A quick and easy keto-friendly pizza dough recipe that delivers a crispy, chewy crust using simple ingredients like mozzarella, cream cheese, and almond flour. Perfect for low-carb meals and keto diets.

Ingredients

Scale
  • 1 ½ cups shredded mozzarella cheese (about 170g)
  • 2 ounces cream cheese, softened (56g)
  • ¾ cup almond flour (84g)
  • 1 large egg, room temperature
  • ½ teaspoon baking powder (optional but recommended)
  • ½ teaspoon garlic powder
  • 1 teaspoon dried Italian seasoning
  • ¼ teaspoon salt

Instructions

  1. Preheat your oven to 425°F (220°C). Line a baking sheet with parchment paper and set aside.
  2. In a microwave-safe bowl, combine shredded mozzarella and cream cheese. Microwave in 30-second intervals, stirring in between, until fully melted and smooth (about 1½ to 2 minutes). Alternatively, melt over a double boiler on the stove.
  3. Mix the dry ingredients in a separate bowl: almond flour, baking powder, garlic powder, Italian seasoning, and salt. Stir well to distribute evenly.
  4. Add the dry mixture and the egg to the melted cheese. Use a sturdy spoon or spatula to combine. The dough will be sticky and stretchy. If too wet, add a tablespoon more almond flour; if too dry, add a splash of water.
  5. Transfer the dough onto the parchment-lined baking sheet. Using lightly oiled hands or a rolling pin covered with parchment, gently shape the dough into a circle or rectangle about ¼ inch (0.6 cm) thick.
  6. Bake the crust for 10-12 minutes, until golden brown and firm around the edges.
  7. Remove from the oven and add your favorite keto-friendly toppings.
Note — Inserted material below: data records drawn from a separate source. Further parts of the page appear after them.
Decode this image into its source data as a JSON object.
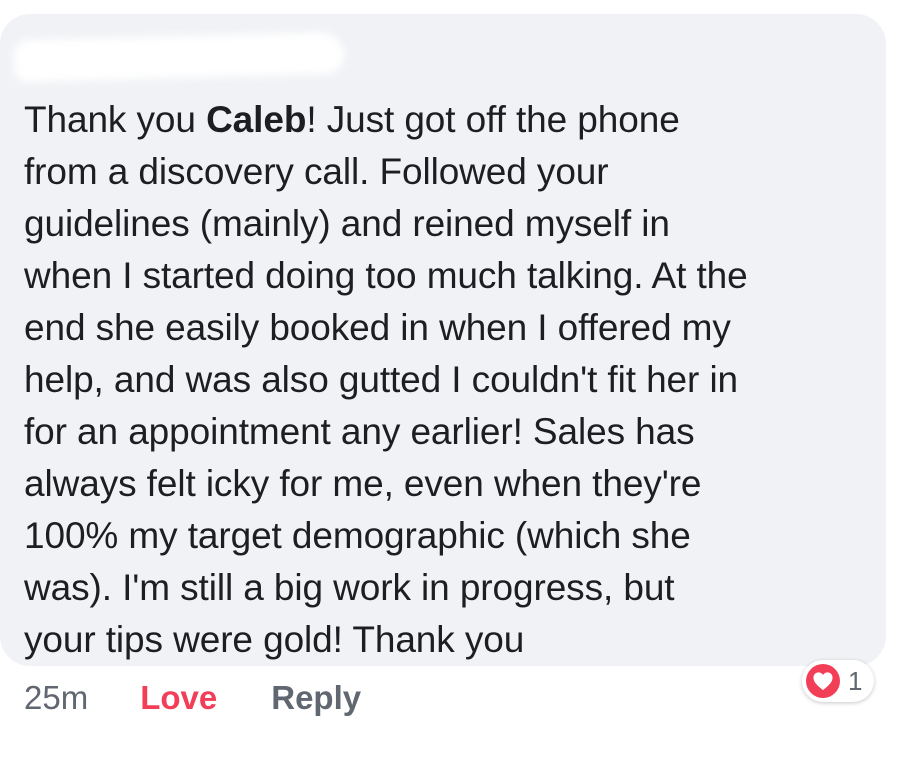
{
  "comment": {
    "author_blurred": true,
    "text_before_mention": "Thank you ",
    "mention": "Caleb",
    "lines": [
      "! Just got off the phone",
      "from a discovery call. Followed your",
      "guidelines (mainly) and reined myself in",
      "when I started doing too much talking. At the",
      "end she easily booked in when I offered my",
      "help, and was also gutted I couldn't fit her in",
      "for an appointment any earlier! Sales has",
      "always felt icky for me, even when they're",
      "100% my target demographic (which she",
      "was). I'm still a big work in progress, but",
      "your tips were gold! Thank you"
    ]
  },
  "actions": {
    "timestamp": "25m",
    "love_label": "Love",
    "reply_label": "Reply"
  },
  "reactions": {
    "icon": "love-heart-icon",
    "count": "1"
  },
  "colors": {
    "bubble": "#f0f2f5",
    "text": "#1c1e21",
    "love": "#f33e58",
    "muted": "#606770"
  }
}
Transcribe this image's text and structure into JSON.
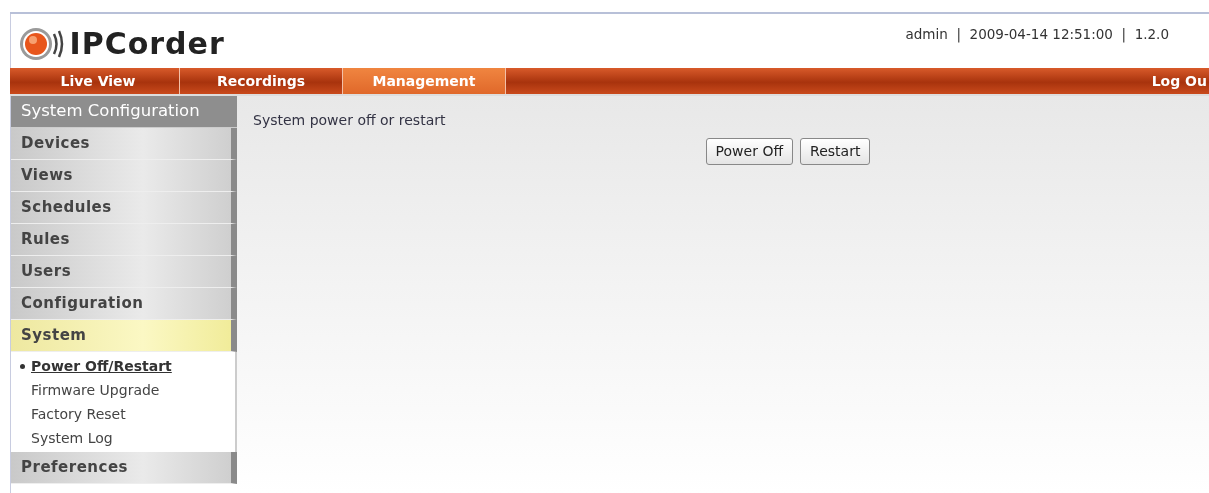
{
  "header": {
    "logo_text": "IPCorder",
    "info": "admin  |  2009-04-14 12:51:00  |  1.2.0"
  },
  "nav": {
    "tabs": [
      {
        "label": "Live View",
        "selected": false
      },
      {
        "label": "Recordings",
        "selected": false
      },
      {
        "label": "Management",
        "selected": true
      }
    ],
    "logout": "Log Ou"
  },
  "sidebar": {
    "title": "System Configuration",
    "items": [
      {
        "label": "Devices",
        "expanded": false
      },
      {
        "label": "Views",
        "expanded": false
      },
      {
        "label": "Schedules",
        "expanded": false
      },
      {
        "label": "Rules",
        "expanded": false
      },
      {
        "label": "Users",
        "expanded": false
      },
      {
        "label": "Configuration",
        "expanded": false
      },
      {
        "label": "System",
        "expanded": true,
        "children": [
          {
            "label": "Power Off/Restart",
            "selected": true
          },
          {
            "label": "Firmware Upgrade",
            "selected": false
          },
          {
            "label": "Factory Reset",
            "selected": false
          },
          {
            "label": "System Log",
            "selected": false
          }
        ]
      },
      {
        "label": "Preferences",
        "expanded": false
      }
    ]
  },
  "content": {
    "description": "System power off or restart",
    "buttons": [
      "Power Off",
      "Restart"
    ]
  }
}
Avoid watery toppings to prevent sogginess.
  8. Return the pizza to the oven for another 7-10 minutes until the cheese is bubbly and toppings are cooked through.
  9. Let the pizza cool for 5 minutes before slicing to help the crust firm up.

Notes

Do not skip the baking powder for a lighter crust. Melt cheese slowly to avoid graininess. Use parchment paper to prevent sticking and ensure even crisping. Shape dough thinly (about ¼ inch) for crispiness. Avoid watery toppings to prevent soggy crust. Let crust rest after baking for easier slicing. Dough can be refrigerated for up to 24 hours before baking. For dairy-free, use dairy-free cream cheese and cheese alternatives but expect texture differences.